Working well (SA customization tips)

Mon Nov 18 17:39:41 GMT 2002

Great info.  One question on the SA versions.  I upgraded to 2.42 (might
have been 2.43) and had huge problems with false negatives.  The
probably tripled.  Have you heard of that happening before.  I run SA
without any RBL's, and without Razor.  (though I'm thinking about going
down the razor path soon.)

Steve Evans
SDSU Foundation
(619) 594-0653 

-----Original Message-----
From: Matt Kettler [mailto:mkettler at EVI-INC.COM] 
Sent: Monday, November 18, 2002 9:02 AM
To: MAILSCANNER at JISCMAIL.AC.UK
Subject: Re: Working well (SA customization tips)

Ok, I'll admit upfront that I do a bit more "rule tinkering" than most
end users do, and I sometimes do a small contribution to the SA
Development effort. So I confess up front that I probably customize SA
more than most users will.

That said, I don't think that writing a few simple custom rules are
beyond the scope of what a "normal" user might want to do.

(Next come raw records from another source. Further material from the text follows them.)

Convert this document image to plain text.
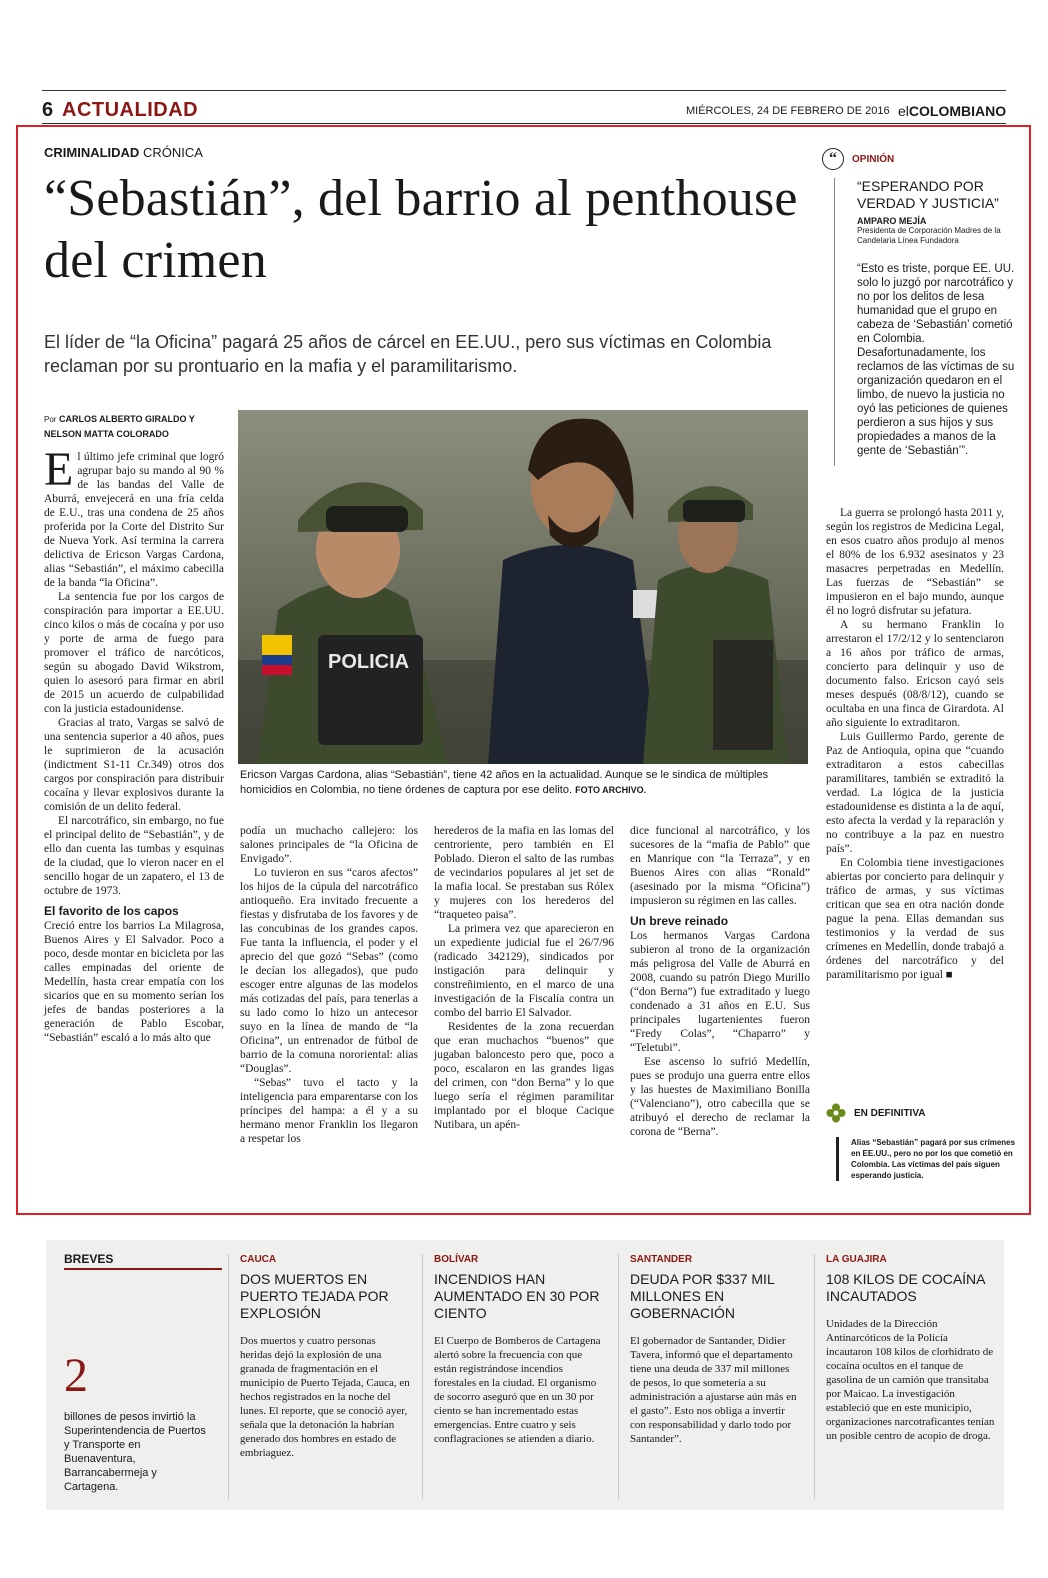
6 ACTUALIDAD	MIÉRCOLES, 24 DE FEBRERO DE 2016 elCOLOMBIANO
CRIMINALIDAD CRÓNICA
“Sebastián”, del barrio al penthouse del crimen
El líder de “la Oficina” pagará 25 años de cárcel en EE.UU., pero sus víctimas en Colombia reclaman por su prontuario en la mafia y el paramilitarismo.
Por CARLOS ALBERTO GIRALDO Y
NELSON MATTA COLORADO
POLICIA
Ericson Vargas Cardona, alias “Sebastián”, tiene 42 años en la actualidad. Aunque se le sindica de múltiples homicidios en Colombia, no tiene órdenes de captura por ese delito. FOTO ARCHIVO.

El último jefe criminal que logró agrupar bajo su mando al 90 % de las bandas del Valle de Aburrá, envejecerá en una fría celda de E.U., tras una condena de 25 años proferida por la Corte del Distrito Sur de Nueva York. Así termina la carrera delictiva de Ericson Vargas Cardona, alias “Sebastián”, el máximo cabecilla de la banda “la Oficina”.

La sentencia fue por los cargos de conspiración para importar a EE.UU. cinco kilos o más de cocaína y por uso y porte de arma de fuego para promover el tráfico de narcóticos, según su abogado David Wikstrom, quien lo asesoró para firmar en abril de 2015 un acuerdo de culpabilidad con la justicia estadounidense.

Gracias al trato, Vargas se salvó de una sentencia superior a 40 años, pues le suprimieron de la acusación (indictment S1-11 Cr.349) otros dos cargos por conspiración para distribuir cocaína y llevar explosivos durante la comisión de un delito federal.

El narcotráfico, sin embargo, no fue el principal delito de “Sebastián”, y de ello dan cuenta las tumbas y esquinas de la ciudad, que lo vieron nacer en el sencillo hogar de un zapatero, el 13 de octubre de 1973.

El favorito de los capos

Creció entre los barrios La Milagrosa, Buenos Aires y El Salvador. Poco a poco, desde montar en bicicleta por las calles empinadas del oriente de Medellín, hasta crear empatía con los sicarios que en su momento serían los jefes de bandas posteriores a la generación de Pablo Escobar, “Sebastián” escaló a lo más alto que

podía un muchacho callejero: los salones principales de “la Oficina de Envigado”.

Lo tuvieron en sus “caros afectos” los hijos de la cúpula del narcotráfico antioqueño. Era invitado frecuente a fiestas y disfrutaba de los favores y de las concubinas de los grandes capos. Fue tanta la influencia, el poder y el aprecio del que gozó “Sebas” (como le decían los allegados), que pudo escoger entre algunas de las modelos más cotizadas del país, para tenerlas a su lado como lo hizo un antecesor suyo en la línea de mando de “la Oficina”, un entrenador de fútbol de barrio de la comuna nororiental: alias “Douglas”.

“Sebas” tuvo el tacto y la inteligencia para emparentarse con los príncipes del hampa: a él y a su hermano menor Franklin los llegaron a respetar los

herederos de la mafia en las lomas del centroriente, pero también en El Poblado. Dieron el salto de las rumbas de vecindarios populares al jet set de la mafia local. Se prestaban sus Rólex y mujeres con los herederos del “traqueteo paisa”.

La primera vez que aparecieron en un expediente judicial fue el 26/7/96 (radicado 342129), sindicados por instigación para delinquir y constreñimiento, en el marco de una investigación de la Fiscalía contra un combo del barrio El Salvador.

Residentes de la zona recuerdan que eran muchachos “buenos” que jugaban baloncesto pero que, poco a poco, escalaron en las grandes ligas del crimen, con “don Berna” y lo que luego sería el régimen paramilitar implantado por el bloque Cacique Nutibara, un apén-

dice funcional al narcotráfico, y los sucesores de la “mafia de Pablo” que en Manrique con “la Terraza”, y en Buenos Aires con alias “Ronald” (asesinado por la misma “Oficina”) impusieron su régimen en las calles.

Un breve reinado

Los hermanos Vargas Cardona subieron al trono de la organización más peligrosa del Valle de Aburrá en 2008, cuando su patrón Diego Murillo (“don Berna”) fue extraditado y luego condenado a 31 años en E.U. Sus principales lugartenientes fueron “Fredy Colas”, “Chaparro” y “Teletubi”.

Ese ascenso lo sufrió Medellín, pues se produjo una guerra entre ellos y las huestes de Maximiliano Bonilla (“Valenciano”), otro cabecilla que se atribuyó el derecho de reclamar la corona de “Berna”.

La guerra se prolongó hasta 2011 y, según los registros de Medicina Legal, en esos cuatro años produjo al menos el 80% de los 6.932 asesinatos y 23 masacres perpetradas en Medellín. Las fuerzas de “Sebastián” se impusieron en el bajo mundo, aunque él no logró disfrutar su jefatura.

A su hermano Franklin lo arrestaron el 17/2/12 y lo sentenciaron a 16 años por tráfico de armas, concierto para delinquir y uso de documento falso. Ericson cayó seis meses después (08/8/12), cuando se ocultaba en una finca de Girardota. Al año siguiente lo extraditaron.

Luis Guillermo Pardo, gerente de Paz de Antioquia, opina que “cuando extraditaron a estos cabecillas paramilitares, también se extraditó la verdad. La lógica de la justicia estadounidense es distinta a la de aquí, esto afecta la verdad y la reparación y no contribuye a la paz en nuestro país”.

En Colombia tiene investigaciones abiertas por concierto para delinquir y tráfico de armas, y sus víctimas critican que sea en otra nación donde pague la pena. Ellas demandan sus testimonios y la verdad de sus crímenes en Medellín, donde trabajó a órdenes del narcotráfico y del paramilitarismo por igual ■

“	OPINIÓN
“ESPERANDO POR VERDAD Y JUSTICIA”
AMPARO MEJÍA
Presidenta de Corporación Madres de la Candelaria Línea Fundadora
“Esto es triste, porque EE. UU. solo lo juzgó por narcotráfico y no por los delitos de lesa humanidad que el grupo en cabeza de ‘Sebastián’ cometió en Colombia. Desafortunadamente, los reclamos de las víctimas de su organización quedaron en el limbo, de nuevo la justicia no oyó las peticiones de quienes perdieron a sus hijos y sus propiedades a manos de la gente de ‘Sebastián’”.
EN DEFINITIVA
Alias “Sebastián” pagará por sus crímenes en EE.UU., pero no por los que cometió en Colombia. Las víctimas del país siguen esperando justicia.
BREVES
2
billones de pesos invirtió la Superintendencia de Puertos y Transporte en Buenaventura, Barrancabermeja y Cartagena.
CAUCA
DOS MUERTOS EN PUERTO TEJADA POR EXPLOSIÓN
Dos muertos y cuatro personas heridas dejó la explosión de una granada de fragmentación en el municipio de Puerto Tejada, Cauca, en hechos registrados en la noche del lunes. El reporte, que se conoció ayer, señala que la detonación la habrían generado dos hombres en estado de embriaguez.
BOLÍVAR
INCENDIOS HAN AUMENTADO EN 30 POR CIENTO
El Cuerpo de Bomberos de Cartagena alertó sobre la frecuencia con que están registrándose incendios forestales en la ciudad. El organismo de socorro aseguró que en un 30 por ciento se han incrementado estas emergencias. Entre cuatro y seis conflagraciones se atienden a diario.
SANTANDER
DEUDA POR $337 MIL MILLONES EN GOBERNACIÓN
El gobernador de Santander, Didier Tavera, informó que el departamento tiene una deuda de 337 mil millones de pesos, lo que sometería a su administración a ajustarse aún más en el gasto”. Esto nos obliga a invertir con responsabilidad y darlo todo por Santander”.
LA GUAJIRA
108 KILOS DE COCAÍNA INCAUTADOS
Unidades de la Dirección Antinarcóticos de la Policía incautaron 108 kilos de clorhidrato de cocaína ocultos en el tanque de gasolina de un camión que transitaba por Maicao. La investigación estableció que en este municipio, organizaciones narcotraficantes tenían un posible centro de acopio de droga.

Before you go off tuning your ruleset, first make sure you're running a
reasonable version of SA. If you're getting an unreasonable number false
positives/negatives, and are running something older than 2.42, upgrade.
2.40 and 2.41 had absolutely horrid scores (due to a combination of a
few bad rules, a minor issue in the GA, and some mis-placed emails in
the corpus). Older versions aren't likely to be very effective against
current spam.

Other "general" tweaks you can apply are to increase the threshold, and
to
(lightly) bump down the scores of rules which are false-positive prone
on your email. You can apply these to your spam.assassin.prefs and the
SpamAssassin man page mentioned below should be sufficient to show you
the format for these options. Note that any score line in your prefs
file will supercede anything in 50_scores.cf, so to adjust a score, just
create a new score in your prefs file like this one (these are
adjustments from my config, with scores changed a little from what I
really use)

# How many hits before a mail is considered spam.
required_hits           5.2
#X_OSIRU_SPAM_SRC is high collateral damage, trim score down a little
score X_OSIRU_SPAM_SRC               1.5

SA is tuned for a more or less "general purpose" variety of email.
Depending on what industry you work in, you might get more "spam-alike"
marketing than most. Fortunately you also know there are certain "catch
phrases" for your industry that aren't likely to appear in spam mail.

I tend to have a small handful of "correction" rules that decrease the
score of emails pertaining to the industry my company works in. This
makes it a bit less likely that newsletters and marketing information
that people here have requested will be tagged as spam.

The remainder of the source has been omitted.